L’article L. 3211-12-1 du même code énonce que l’hospitalisation complète d’un patient ne peut se poursuivre sans que le juge des libertés et de la détention, préalablement saisi par le directeur de l’établissement, n’ait statué sur cette mesure avant l’expiration d’un délai de douze jours à compter de l’admission en soins psychiatriques prononcée à la demande d’un tiers.
Il résulte des pièces et certificats médicaux joints à la requête que Mme [G] [F] a été hospitalisée le 10 novembre 2024 à la suite d’une décompensation psychiatrique avec mutisme chez une patiente connue du secteur, initialement en soin libre ; dans le service, agitation motrice fluctuante avec moment de rupture de contact, mutisme, opposition aux soins, se jetant de son lit, probables hallucinations acoustico-verbales, refus de s’alimenter, nécessité de mise en soins sans son consentement devant l’opposition aux soins et les mises en danger.

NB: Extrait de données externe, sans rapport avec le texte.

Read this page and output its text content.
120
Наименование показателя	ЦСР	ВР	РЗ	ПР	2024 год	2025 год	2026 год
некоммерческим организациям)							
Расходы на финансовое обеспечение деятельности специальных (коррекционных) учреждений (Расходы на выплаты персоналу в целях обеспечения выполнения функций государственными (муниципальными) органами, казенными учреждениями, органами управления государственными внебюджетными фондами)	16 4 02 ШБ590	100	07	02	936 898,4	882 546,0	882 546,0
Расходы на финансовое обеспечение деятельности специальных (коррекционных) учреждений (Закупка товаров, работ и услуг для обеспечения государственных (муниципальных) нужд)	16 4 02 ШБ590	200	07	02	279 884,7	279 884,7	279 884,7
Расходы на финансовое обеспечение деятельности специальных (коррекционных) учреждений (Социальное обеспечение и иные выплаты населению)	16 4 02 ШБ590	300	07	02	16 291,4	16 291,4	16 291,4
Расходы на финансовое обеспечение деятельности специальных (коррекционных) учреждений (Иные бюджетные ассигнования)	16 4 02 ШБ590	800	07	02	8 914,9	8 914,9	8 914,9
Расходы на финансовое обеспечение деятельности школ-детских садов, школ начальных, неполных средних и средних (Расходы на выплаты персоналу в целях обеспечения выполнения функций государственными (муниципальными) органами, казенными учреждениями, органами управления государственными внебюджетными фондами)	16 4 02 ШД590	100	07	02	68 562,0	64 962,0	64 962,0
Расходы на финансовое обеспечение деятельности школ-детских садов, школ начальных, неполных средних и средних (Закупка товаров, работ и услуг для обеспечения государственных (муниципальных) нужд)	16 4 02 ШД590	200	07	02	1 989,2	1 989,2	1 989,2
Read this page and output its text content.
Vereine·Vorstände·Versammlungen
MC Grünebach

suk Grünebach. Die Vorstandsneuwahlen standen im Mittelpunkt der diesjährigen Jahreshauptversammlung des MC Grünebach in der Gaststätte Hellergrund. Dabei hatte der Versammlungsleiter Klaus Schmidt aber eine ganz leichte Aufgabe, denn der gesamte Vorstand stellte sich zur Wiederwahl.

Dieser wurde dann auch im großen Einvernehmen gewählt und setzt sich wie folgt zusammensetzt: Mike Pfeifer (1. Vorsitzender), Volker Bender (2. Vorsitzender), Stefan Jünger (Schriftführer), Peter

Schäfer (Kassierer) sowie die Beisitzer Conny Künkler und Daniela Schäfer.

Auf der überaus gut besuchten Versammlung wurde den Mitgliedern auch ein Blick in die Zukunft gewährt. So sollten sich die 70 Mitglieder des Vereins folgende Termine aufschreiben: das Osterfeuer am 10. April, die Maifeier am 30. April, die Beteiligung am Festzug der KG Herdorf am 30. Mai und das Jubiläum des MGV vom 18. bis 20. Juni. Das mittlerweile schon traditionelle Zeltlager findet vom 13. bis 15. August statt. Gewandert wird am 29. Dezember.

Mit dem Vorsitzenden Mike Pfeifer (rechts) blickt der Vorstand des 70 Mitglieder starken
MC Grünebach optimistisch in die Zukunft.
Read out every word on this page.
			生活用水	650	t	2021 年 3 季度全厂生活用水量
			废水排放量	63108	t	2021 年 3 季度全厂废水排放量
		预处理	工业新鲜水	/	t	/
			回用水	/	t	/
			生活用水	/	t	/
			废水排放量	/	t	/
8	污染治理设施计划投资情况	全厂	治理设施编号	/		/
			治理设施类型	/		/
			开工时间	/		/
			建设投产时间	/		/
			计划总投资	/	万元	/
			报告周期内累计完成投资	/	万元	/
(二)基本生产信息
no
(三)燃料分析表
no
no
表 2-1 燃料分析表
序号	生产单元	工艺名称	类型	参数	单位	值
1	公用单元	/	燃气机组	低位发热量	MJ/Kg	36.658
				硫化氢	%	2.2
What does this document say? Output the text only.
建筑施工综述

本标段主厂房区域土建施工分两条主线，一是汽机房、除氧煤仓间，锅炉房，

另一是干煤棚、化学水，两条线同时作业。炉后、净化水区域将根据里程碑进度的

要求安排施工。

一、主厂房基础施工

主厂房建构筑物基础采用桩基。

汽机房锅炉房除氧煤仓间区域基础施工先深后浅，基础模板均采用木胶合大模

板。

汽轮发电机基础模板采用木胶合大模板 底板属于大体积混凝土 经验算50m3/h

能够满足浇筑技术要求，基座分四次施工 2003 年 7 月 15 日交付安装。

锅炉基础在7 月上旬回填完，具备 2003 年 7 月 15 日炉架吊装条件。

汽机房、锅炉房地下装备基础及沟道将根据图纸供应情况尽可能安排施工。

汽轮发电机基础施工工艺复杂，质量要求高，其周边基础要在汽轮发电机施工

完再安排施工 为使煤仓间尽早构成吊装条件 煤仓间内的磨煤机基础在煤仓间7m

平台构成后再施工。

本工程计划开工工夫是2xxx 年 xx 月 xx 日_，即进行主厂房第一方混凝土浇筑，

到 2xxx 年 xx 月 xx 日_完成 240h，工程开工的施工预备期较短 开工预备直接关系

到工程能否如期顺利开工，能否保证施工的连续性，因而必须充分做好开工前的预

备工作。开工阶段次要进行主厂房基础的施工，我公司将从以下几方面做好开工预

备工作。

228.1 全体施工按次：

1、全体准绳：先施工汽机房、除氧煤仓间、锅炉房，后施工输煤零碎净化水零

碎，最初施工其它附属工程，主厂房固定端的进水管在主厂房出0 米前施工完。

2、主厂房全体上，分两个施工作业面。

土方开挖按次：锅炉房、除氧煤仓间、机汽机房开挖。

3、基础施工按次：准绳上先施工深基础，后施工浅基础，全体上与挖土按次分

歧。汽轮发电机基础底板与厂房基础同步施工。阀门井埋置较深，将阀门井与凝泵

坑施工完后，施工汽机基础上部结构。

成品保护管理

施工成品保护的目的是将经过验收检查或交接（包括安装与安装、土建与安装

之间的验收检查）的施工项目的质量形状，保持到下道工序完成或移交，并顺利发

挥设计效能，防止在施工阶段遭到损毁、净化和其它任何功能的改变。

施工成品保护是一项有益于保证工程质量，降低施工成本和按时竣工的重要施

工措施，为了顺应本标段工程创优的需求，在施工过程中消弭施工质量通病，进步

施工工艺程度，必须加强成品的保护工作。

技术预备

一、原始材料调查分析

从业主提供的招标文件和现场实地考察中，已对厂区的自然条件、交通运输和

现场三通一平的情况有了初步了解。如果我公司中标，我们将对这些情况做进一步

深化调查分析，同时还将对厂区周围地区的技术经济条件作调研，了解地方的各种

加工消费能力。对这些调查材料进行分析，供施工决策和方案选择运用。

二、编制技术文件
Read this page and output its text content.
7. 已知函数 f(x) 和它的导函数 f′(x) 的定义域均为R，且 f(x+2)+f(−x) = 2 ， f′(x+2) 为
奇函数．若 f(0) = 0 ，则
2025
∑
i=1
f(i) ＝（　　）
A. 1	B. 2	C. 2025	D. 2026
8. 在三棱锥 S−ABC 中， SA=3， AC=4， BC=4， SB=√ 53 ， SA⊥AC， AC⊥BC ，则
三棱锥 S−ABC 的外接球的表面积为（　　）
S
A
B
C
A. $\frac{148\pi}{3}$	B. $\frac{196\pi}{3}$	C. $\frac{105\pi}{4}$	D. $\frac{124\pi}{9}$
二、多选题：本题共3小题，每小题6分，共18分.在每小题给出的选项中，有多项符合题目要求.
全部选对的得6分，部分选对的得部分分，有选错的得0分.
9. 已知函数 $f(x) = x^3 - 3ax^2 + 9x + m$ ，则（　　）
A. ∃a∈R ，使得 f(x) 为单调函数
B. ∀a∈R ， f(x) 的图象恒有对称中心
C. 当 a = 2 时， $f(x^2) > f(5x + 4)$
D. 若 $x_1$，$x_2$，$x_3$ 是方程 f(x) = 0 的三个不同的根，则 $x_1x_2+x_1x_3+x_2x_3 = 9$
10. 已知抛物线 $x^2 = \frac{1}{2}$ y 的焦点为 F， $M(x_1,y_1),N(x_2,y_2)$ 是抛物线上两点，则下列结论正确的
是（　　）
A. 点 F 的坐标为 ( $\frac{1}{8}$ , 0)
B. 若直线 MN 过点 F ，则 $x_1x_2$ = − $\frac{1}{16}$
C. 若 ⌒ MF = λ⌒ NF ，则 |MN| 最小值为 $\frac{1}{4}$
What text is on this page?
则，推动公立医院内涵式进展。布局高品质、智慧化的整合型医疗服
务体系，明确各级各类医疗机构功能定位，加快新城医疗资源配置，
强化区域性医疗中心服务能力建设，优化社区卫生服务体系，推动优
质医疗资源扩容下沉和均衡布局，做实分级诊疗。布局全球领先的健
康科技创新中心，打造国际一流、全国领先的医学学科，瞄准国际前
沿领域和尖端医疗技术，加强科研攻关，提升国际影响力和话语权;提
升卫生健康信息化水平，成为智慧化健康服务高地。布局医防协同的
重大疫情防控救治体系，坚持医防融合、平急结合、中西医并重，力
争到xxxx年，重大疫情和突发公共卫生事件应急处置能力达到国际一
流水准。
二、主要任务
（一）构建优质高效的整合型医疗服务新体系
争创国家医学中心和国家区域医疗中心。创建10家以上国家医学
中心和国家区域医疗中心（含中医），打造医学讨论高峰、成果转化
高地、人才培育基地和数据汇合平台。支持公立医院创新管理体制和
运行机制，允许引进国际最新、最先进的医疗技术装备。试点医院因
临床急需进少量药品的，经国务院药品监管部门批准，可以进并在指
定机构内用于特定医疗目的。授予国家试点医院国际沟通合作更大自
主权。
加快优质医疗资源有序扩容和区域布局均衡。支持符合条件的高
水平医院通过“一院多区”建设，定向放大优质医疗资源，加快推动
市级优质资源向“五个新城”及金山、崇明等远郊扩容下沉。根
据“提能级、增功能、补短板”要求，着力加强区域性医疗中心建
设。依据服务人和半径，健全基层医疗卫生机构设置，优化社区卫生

L’avis motivé émanant d’un psychiatre de l’établissement d’accueil, en date du 15 novembre 2024, faisant suite aux certificats de 24 heures et 72 heures ayant noté une persistance du ralentissement psychomoteur avec une humeur triste, un mutisme avec des comportements désorganisés, a préconisé la poursuite de l’hospitalisation complète de cette patiente en raison de la persistance de la symptomatologie.
A l’audience, la patiente ne s’est pas opposée au maintien de son hospitalisation.
Dès lors, la mainlevée d’une surveillance médicale constante serait prématurée avant que l’état psychique soit stabilisé et qu’il soit acquis que Mme [G] [F] adhère durablement à un protocole de soins. Cette précaution est un préalable nécessaire à l’élaboration d’un programme de soins organisant la prise en charge de la patiente selon des modalités autres que l’hospitalisation complète. Une rupture intempestive du protocole thérapeutique initié ferait inévitablement ressurgir des troubles majeurs susceptibles de mettre la personne hospitalisée et son environnement en danger.
En conséquence, la poursuite de soins psychiatriques sous la forme d’une hospitalisation complète s’impose actuellement.
Conformément aux dispositions des articles R. 93 et R. 93-2 du code de procédure pénale, les dépens de la présente instance resteront à la charge de l’Etat.
PAR CES MOTIFS,
Statuant par ordonnance susceptible d’appel, prononcée publiquement par sa mise à disposition au greffe le 18 novembre 2024,
REJETONS les moyens d’irrégularité ;
ORDONNONS la poursuite de la mesure d’hospitalisation complète pour soins psychiatriques dont Mme [G] [F] fait l’objet sans son consentement au centre hospitalier de MARNE LA VALLEE (Seine-et-Marne) ;
LAISSONS les dépens à la charge de l’Etat.